Ultimately, Cox argues that Greek coach Otto Rehhagel, “stuck to the two key components of any successful tactical deployment: Firstly, he played to his own side’s strengths. They had solid, reliable defenders and a hard-working midfield, with little attacking talent. To play open football would have been suicidal. They defended solidly, and then countered at speed with numbers – and their set-piece organization was superb. Secondly, he changed his team to nullify his opponent’s strengths, and to stifle their main threats. The system against the France and Czechs wouldn’t have worked against the Portuguese, and vice-versa.” Although Greece played unattractive football, they won Euro 2004 as 250-1 underdogs while lacking the talent of most of the other nations in the tournament, which means their tactics have a case to be considered the strongest of all the teams of the decade.

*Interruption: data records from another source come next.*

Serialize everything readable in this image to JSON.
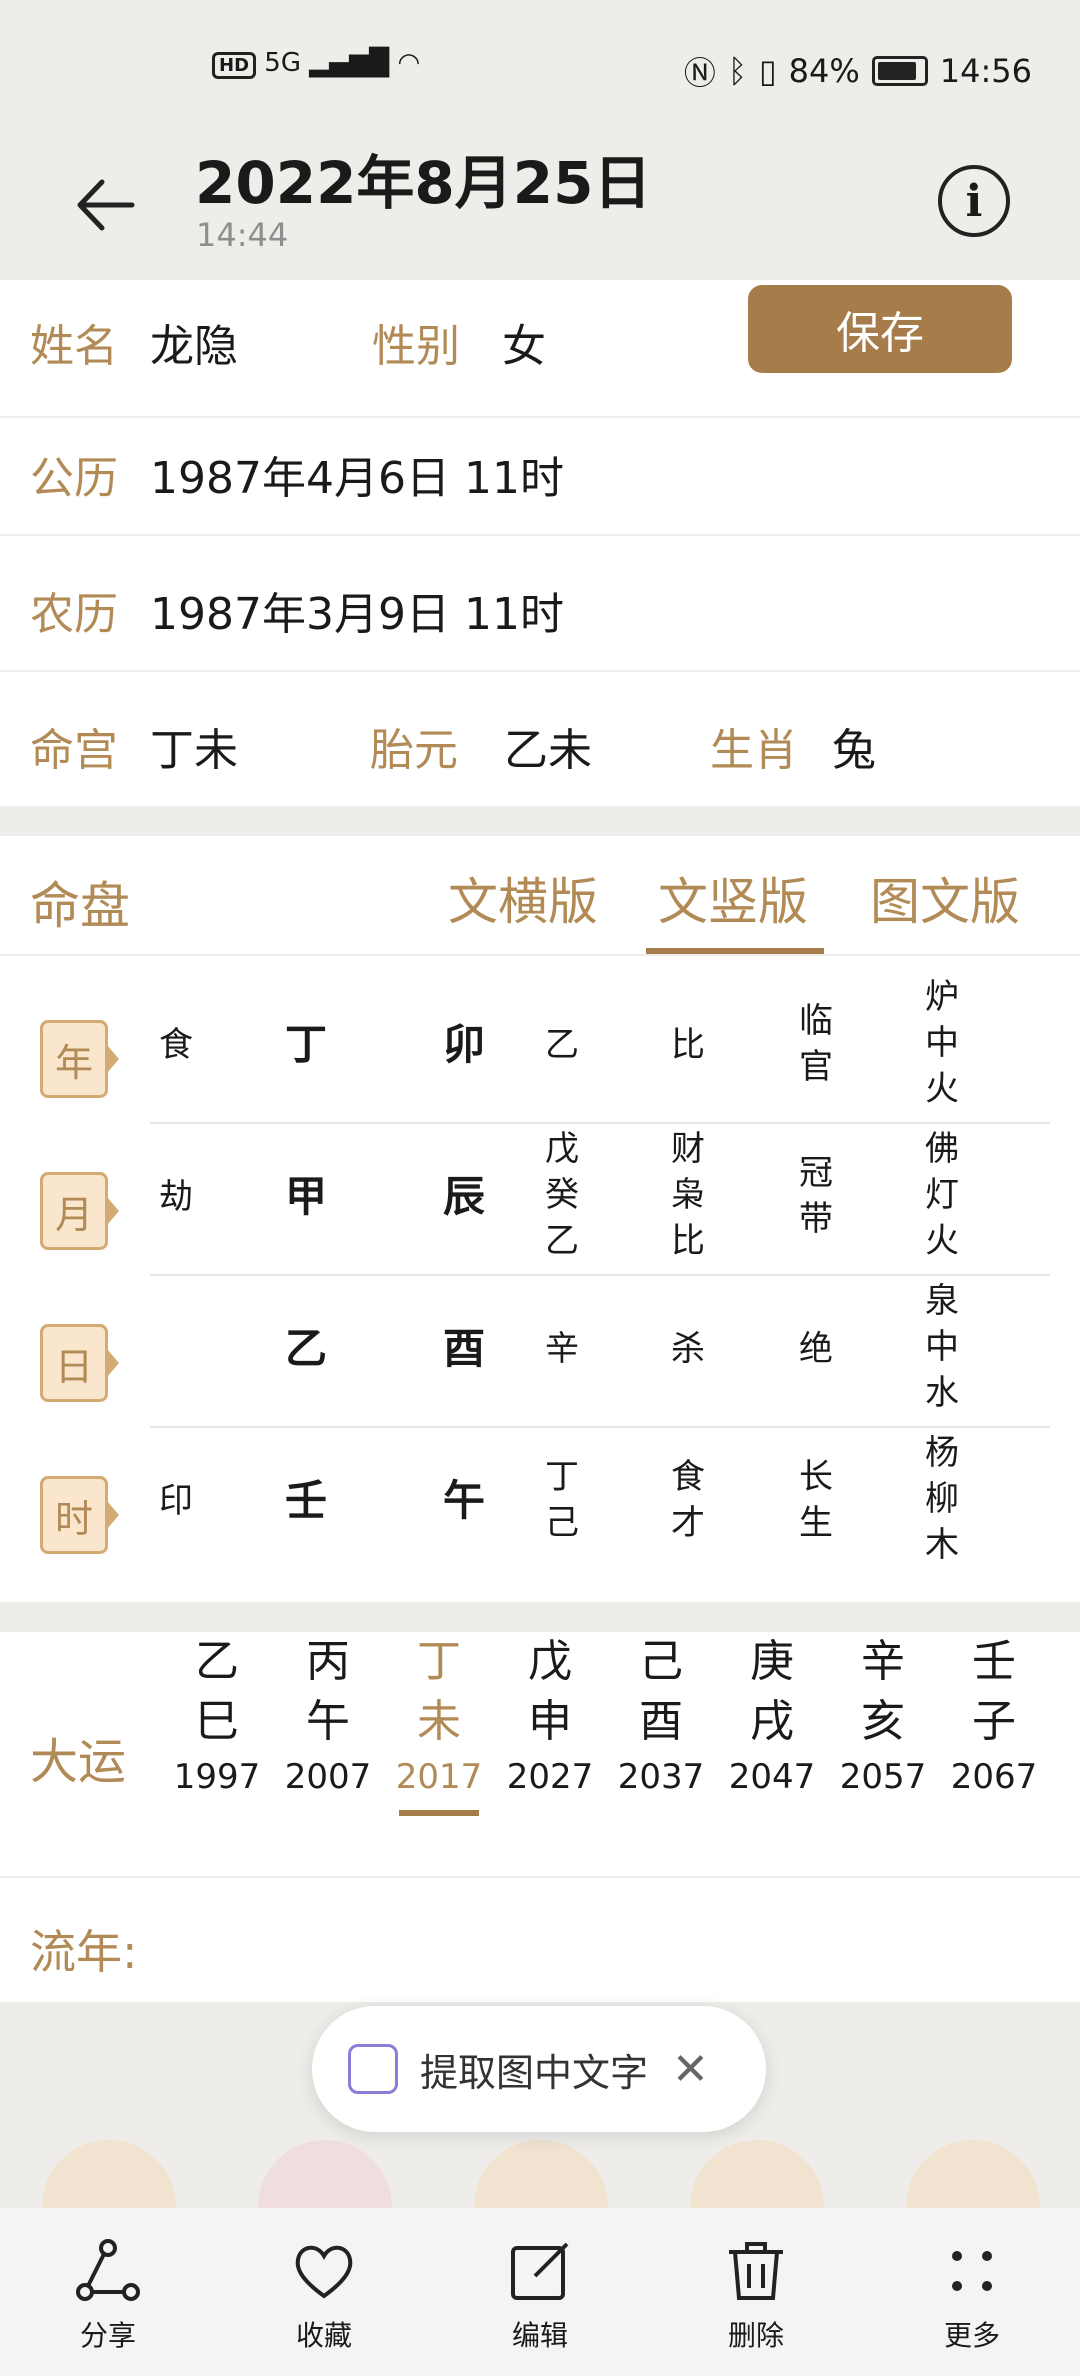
{
  "status_bar": {
    "network": "5G",
    "battery": "84%",
    "time": "14:56"
  },
  "header": {
    "title": "2022年8月25日",
    "subtitle": "14:44"
  },
  "profile": {
    "name_label": "姓名",
    "name": "龙隐",
    "gender_label": "性别",
    "gender": "女",
    "save_label": "保存",
    "solar_label": "公历",
    "solar": "1987年4月6日 11时",
    "lunar_label": "农历",
    "lunar": "1987年3月9日 11时",
    "minggong_label": "命宫",
    "minggong": "丁未",
    "taiyuan_label": "胎元",
    "taiyuan": "乙未",
    "zodiac_label": "生肖",
    "zodiac": "兔"
  },
  "chart": {
    "title": "命盘",
    "tabs": [
      {
        "label": "文横版"
      },
      {
        "label": "文竖版"
      },
      {
        "label": "图文版"
      }
    ],
    "rows": [
      {
        "pillar": "年",
        "shishen": "食",
        "stem": "丁",
        "branch": "卯",
        "hidden": "乙",
        "hidden_shishen": "比",
        "stage": "临\n官",
        "nayin": "炉\n中\n火"
      },
      {
        "pillar": "月",
        "shishen": "劫",
        "stem": "甲",
        "branch": "辰",
        "hidden": "戊\n癸\n乙",
        "hidden_shishen": "财\n枭\n比",
        "stage": "冠\n带",
        "nayin": "佛\n灯\n火"
      },
      {
        "pillar": "日",
        "shishen": "",
        "stem": "乙",
        "branch": "酉",
        "hidden": "辛",
        "hidden_shishen": "杀",
        "stage": "绝",
        "nayin": "泉\n中\n水"
      },
      {
        "pillar": "时",
        "shishen": "印",
        "stem": "壬",
        "branch": "午",
        "hidden": "丁\n己",
        "hidden_shishen": "食\n才",
        "stage": "长\n生",
        "nayin": "杨\n柳\n木"
      }
    ]
  },
  "dayun": {
    "label": "大运",
    "items": [
      {
        "stem": "乙",
        "branch": "巳",
        "year": "1997"
      },
      {
        "stem": "丙",
        "branch": "午",
        "year": "2007"
      },
      {
        "stem": "丁",
        "branch": "未",
        "year": "2017"
      },
      {
        "stem": "戊",
        "branch": "申",
        "year": "2027"
      },
      {
        "stem": "己",
        "branch": "酉",
        "year": "2037"
      },
      {
        "stem": "庚",
        "branch": "戌",
        "year": "2047"
      },
      {
        "stem": "辛",
        "branch": "亥",
        "year": "2057"
      },
      {
        "stem": "壬",
        "branch": "子",
        "year": "2067"
      }
    ]
  },
  "liunian": {
    "label": "流年:"
  },
  "ocr_bubble": {
    "label": "提取图中文字"
  },
  "toolbar": [
    {
      "label": "分享"
    },
    {
      "label": "收藏"
    },
    {
      "label": "编辑"
    },
    {
      "label": "删除"
    },
    {
      "label": "更多"
    }
  ]
}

After around 2011, the number of new articles on Zonal Marking has fallen, in part due to Michael Cox’s increased role as a writer for ESPNFC.com and the Guardian. Although he still writes match reviews, and other smaller features for major tournaments (such as a best XI for Euro 2012), the number of larger, macroscopic features has decreased. However, he recently announced the debut of a series of analyses of the new managers of Europe of the heavyweights of Europe, such as Carlo Ancelotti at Real Madrid, Pep Guardiola at Bayern and other new managers at Manchester United, Manchester City, Chelsea, Barcelona, and PSG. Yesterday, the first article in this feature was released, in which Cox analyzes Jose Mourinho’s return to Chelsea and potential tactics he might employ. Zonal Marking strikes a nice balance between scrutinizing football on a higher level than a simple match summary or box score and avoiding over complication with too many statistics or complex football terms. Additionally, the inclusion of both single match reviews and analyses of tactical trends and ideas provides an encompassing understanding of both current and past football strategy. Overall, ZonalMarking.net is a fantastic blog for learning about football tactics and their constant evolution.